Le match d'ouverture de la Coupe du monde 2022

Le match d'ouverture de la Coupe du monde 2022 - RMC SPORT

Tous les jours, les envoyés spéciaux de RMC vous font vivre de l'intérieur une Coupe du monde qui ne ressemble à aucune autre.

Le Stade Al Bayt (68 000 places) est situé à 50 kilomètres du centre de Doha. En plein désert. Endroit d’exception pour un match d’ouverture pour la première Coupe du monde au Moyen-Orient. Pour s’y rentre, afin de contourner les embouteillages de 4X4 noirs, il est conseillé d’opter pour le métro jusqu’à Lusail City puis prendre un Uber, si vous en trouvez un, ou une ballade 6 heures à pied, selon Waze.
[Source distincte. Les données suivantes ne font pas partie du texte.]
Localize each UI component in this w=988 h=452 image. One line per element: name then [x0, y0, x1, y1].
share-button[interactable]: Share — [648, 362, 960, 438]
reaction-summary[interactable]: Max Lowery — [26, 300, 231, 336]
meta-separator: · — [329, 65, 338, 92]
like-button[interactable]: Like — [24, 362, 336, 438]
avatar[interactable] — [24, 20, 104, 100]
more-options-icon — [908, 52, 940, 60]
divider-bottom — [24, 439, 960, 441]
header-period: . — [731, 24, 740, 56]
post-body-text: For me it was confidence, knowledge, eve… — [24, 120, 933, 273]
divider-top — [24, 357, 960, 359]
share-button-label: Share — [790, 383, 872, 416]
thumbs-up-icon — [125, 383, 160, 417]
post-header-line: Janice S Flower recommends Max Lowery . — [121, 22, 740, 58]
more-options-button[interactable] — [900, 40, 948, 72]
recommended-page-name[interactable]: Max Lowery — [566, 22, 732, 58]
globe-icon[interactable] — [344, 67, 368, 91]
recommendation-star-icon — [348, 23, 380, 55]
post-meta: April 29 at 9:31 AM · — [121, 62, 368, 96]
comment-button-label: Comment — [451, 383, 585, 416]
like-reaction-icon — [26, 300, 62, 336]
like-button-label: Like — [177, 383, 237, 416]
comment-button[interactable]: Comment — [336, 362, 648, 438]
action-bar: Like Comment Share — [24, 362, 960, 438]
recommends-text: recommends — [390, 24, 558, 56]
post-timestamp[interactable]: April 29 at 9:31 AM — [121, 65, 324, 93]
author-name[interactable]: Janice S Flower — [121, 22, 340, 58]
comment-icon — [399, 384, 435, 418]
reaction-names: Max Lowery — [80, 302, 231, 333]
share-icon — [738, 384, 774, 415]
Il faut aimer le football pour s’y rendre.

Dimanche soir, les 66.000 spectateurs ont accepté le défi "Al Bayt", enceinte flambante neuve, inaugurée voici un an. Albert Speer (le fils de l'architecte du nazisme du même nom), son architecte allemand l’a conçue comme une grande tente bédouine ocre et or. Cet urbaniste a cru bon d’y ajouter la climatisation à 18° à hauteur de genoux et de cous dénudés. En Ghutra et Thawb, tenues traditionnelles blanches, les Qataris ont pris un sacré coup de froid, et pas seulement par la tournure du match outrageusement dominé par l’Equateur.
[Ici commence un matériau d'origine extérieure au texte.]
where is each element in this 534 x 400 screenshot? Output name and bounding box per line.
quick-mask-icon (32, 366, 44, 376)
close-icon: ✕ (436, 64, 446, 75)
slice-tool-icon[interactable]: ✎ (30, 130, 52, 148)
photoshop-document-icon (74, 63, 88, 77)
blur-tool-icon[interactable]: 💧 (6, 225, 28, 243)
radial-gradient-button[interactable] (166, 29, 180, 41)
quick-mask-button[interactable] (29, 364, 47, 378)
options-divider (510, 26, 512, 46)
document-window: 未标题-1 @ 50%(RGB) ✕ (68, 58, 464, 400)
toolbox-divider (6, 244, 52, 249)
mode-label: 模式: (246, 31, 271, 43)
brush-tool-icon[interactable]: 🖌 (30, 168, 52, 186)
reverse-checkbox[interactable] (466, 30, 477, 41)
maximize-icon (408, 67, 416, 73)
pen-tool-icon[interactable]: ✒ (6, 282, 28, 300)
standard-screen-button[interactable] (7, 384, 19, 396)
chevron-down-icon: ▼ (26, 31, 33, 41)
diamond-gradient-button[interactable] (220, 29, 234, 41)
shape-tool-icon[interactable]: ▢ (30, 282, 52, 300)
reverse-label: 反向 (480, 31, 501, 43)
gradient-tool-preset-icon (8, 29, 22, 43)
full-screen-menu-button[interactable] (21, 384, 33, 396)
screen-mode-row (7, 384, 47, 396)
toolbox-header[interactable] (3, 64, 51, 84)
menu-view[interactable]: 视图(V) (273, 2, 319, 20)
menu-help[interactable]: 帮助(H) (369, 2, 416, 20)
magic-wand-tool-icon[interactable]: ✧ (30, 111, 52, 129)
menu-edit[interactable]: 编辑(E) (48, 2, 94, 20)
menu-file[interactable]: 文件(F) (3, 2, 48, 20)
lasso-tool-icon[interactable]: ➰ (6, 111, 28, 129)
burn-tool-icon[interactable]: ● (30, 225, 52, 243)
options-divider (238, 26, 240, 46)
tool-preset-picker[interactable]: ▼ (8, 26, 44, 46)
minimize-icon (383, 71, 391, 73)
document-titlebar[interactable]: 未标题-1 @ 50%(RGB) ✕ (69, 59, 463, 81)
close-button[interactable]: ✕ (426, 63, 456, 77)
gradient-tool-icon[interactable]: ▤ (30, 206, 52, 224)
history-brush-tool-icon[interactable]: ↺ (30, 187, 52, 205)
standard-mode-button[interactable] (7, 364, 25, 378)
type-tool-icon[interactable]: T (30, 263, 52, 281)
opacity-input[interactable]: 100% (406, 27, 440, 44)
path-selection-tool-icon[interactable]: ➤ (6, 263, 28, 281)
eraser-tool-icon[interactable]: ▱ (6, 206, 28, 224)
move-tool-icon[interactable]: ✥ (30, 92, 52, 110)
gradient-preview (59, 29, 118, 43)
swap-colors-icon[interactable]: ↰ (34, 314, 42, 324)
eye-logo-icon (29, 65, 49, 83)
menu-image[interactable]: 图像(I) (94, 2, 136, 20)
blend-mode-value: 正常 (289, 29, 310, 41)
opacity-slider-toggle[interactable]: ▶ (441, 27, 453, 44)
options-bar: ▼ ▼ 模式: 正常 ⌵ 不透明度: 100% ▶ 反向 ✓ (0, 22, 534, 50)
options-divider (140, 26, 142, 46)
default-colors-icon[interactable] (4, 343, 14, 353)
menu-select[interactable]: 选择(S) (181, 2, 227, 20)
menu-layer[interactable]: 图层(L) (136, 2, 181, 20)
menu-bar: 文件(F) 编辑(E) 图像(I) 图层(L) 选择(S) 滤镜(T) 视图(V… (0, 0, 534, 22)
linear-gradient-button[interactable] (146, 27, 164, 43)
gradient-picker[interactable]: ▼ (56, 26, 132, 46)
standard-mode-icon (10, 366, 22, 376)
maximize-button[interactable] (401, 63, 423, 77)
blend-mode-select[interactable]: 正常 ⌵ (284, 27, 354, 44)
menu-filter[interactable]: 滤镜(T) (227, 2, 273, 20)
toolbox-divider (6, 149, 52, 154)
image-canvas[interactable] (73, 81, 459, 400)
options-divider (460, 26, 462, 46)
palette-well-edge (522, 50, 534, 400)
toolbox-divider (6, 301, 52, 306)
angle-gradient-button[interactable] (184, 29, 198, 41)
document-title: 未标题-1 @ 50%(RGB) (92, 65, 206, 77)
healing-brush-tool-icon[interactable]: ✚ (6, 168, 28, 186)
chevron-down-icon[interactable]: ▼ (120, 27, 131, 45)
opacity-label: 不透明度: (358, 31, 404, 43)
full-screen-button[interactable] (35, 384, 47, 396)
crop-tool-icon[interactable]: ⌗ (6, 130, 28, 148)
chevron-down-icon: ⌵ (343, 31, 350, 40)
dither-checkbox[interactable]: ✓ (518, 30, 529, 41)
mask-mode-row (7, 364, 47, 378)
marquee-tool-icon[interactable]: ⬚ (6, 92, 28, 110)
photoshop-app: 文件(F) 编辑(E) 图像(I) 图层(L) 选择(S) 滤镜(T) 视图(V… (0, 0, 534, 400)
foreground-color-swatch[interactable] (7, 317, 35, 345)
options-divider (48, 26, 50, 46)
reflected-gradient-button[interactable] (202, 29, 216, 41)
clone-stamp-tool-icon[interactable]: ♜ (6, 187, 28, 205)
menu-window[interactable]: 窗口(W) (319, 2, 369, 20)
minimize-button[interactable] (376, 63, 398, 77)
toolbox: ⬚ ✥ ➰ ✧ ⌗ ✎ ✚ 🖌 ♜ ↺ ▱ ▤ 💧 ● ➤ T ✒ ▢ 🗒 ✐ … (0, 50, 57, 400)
Douze ans d'efforts et des milliards s'évaporent dans les gros tuyaux de la climatisation

Dès lors, dès la 30e minute, un ballet de départs et de retours en tribune a donné l’impression d’un piètre match délaissé par des spectateurs indifférents. Les fans venus d’Equateur, eux, ont continué de chanter, pour braver le froid polaire. Ils ont même initié une "Ola" suivi par une poignée d’individus. Tristesse. Douze ans d’efforts pour s’offrir une réputation mondiale, des milliards investis pour légender l’histoire d’un petit pays de pêcheurs, des mois de combats contre les a priori et polémique s’évaporent dans les gros tuyaux de la climatisation.

Un pied de nez écologique inattendu dans un désert devenu centre du monde. Il était temps de reprendre notre Uber comme tout le monde en partant 20 minutes avant le coup de sifflet final, histoire d’éviter l’interminable serpentin des 4X4 noirs qui ramène à Doha. Il serait facile de juger cette journée hors du temps. De se moquer, de donner des leçons de morale. On laissera les Cassandre faire leur œuvre. El Bayt Stadium dit simplement beaucoup de son époque.